Make it worth the effort, porting to port is not useful.
It’s not your time that is spent. It’s not time wasted. It’s good for the future to keep agile and portable – both source and developer skills. It contributes to quality assurance. Linux has gained lots, having been ported to other hardware architectures.
Besides, multiplatform distros can’t be all that much extra work as the hard work is done by -others-. The kernel, X, device driver, Gnome, KDE, etc developers. And Debian itself is available for six different architectures.
What’s wrong with you people?
“What’s wrong with you people?”
They lack a life and therefore they have nothing better to do with their time than to whine endlessly on osnews about what *other* people should spend their free time on.

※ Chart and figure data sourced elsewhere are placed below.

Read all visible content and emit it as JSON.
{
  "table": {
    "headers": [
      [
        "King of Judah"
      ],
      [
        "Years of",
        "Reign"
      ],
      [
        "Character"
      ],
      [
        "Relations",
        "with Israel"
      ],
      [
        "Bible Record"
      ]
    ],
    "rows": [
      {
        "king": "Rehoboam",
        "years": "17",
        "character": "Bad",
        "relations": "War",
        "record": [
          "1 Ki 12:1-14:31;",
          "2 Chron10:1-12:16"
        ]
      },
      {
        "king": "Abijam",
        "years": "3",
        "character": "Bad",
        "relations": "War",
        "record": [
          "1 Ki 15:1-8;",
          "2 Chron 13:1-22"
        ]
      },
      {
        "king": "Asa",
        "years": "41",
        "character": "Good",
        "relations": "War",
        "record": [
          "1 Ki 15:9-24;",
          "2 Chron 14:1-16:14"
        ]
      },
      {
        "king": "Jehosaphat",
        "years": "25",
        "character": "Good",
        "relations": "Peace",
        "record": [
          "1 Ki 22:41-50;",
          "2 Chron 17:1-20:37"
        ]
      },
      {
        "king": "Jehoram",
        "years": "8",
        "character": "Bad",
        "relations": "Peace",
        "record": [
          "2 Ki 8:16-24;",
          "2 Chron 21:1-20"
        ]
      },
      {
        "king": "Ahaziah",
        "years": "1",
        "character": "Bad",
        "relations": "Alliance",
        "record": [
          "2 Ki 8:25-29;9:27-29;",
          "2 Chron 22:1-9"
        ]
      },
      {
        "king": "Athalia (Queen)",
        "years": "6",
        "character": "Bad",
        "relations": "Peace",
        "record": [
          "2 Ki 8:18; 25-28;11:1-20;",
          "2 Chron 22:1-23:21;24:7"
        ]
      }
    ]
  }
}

doesn’t work on my netra t105 (sun4u) worth a crap. doesn’t seem to read disk geometry properly. i’ll try the debian port.
RTFA. These aren’t official Ubuntu developers doing this. They are volunteers.
But then again those “volunteers” could help finishing release goals ( https://wiki.ubuntu.com/BreezyGoals ) if they didn’t spend their time on random architectures.
“But then again those “volunteers” could help finishing release goals”
Mayne they just dont want to? Maybe they’re more interested in porting it to a platform that they are using?
It’s their time and resources, stop telling them what to do with it.
“This is unsupported by Ubuntu. Learn to read, people!”
For now. As soon as people start whining, they’ll either have to dump the architectures or support them. You’re right, people don’t read. People will associate these architectures with Ubuntu, regardless what it says in some obscure paragraph somewhere. The previous comments prove that. It’s easy to get sucked into architecture hell.
8*
Correction: 10
And thats not including the ports to different kernels, or the beowulf port…
http://www.debian.org/ports/
Sorry, my bad. I simply counted the ISO options of my local Debian mirror and didn’t think to look further.
Now I can try it on a Sun box the place where I work has laying around… The more diversity, the merrier. Hope it dual boots with Solaris.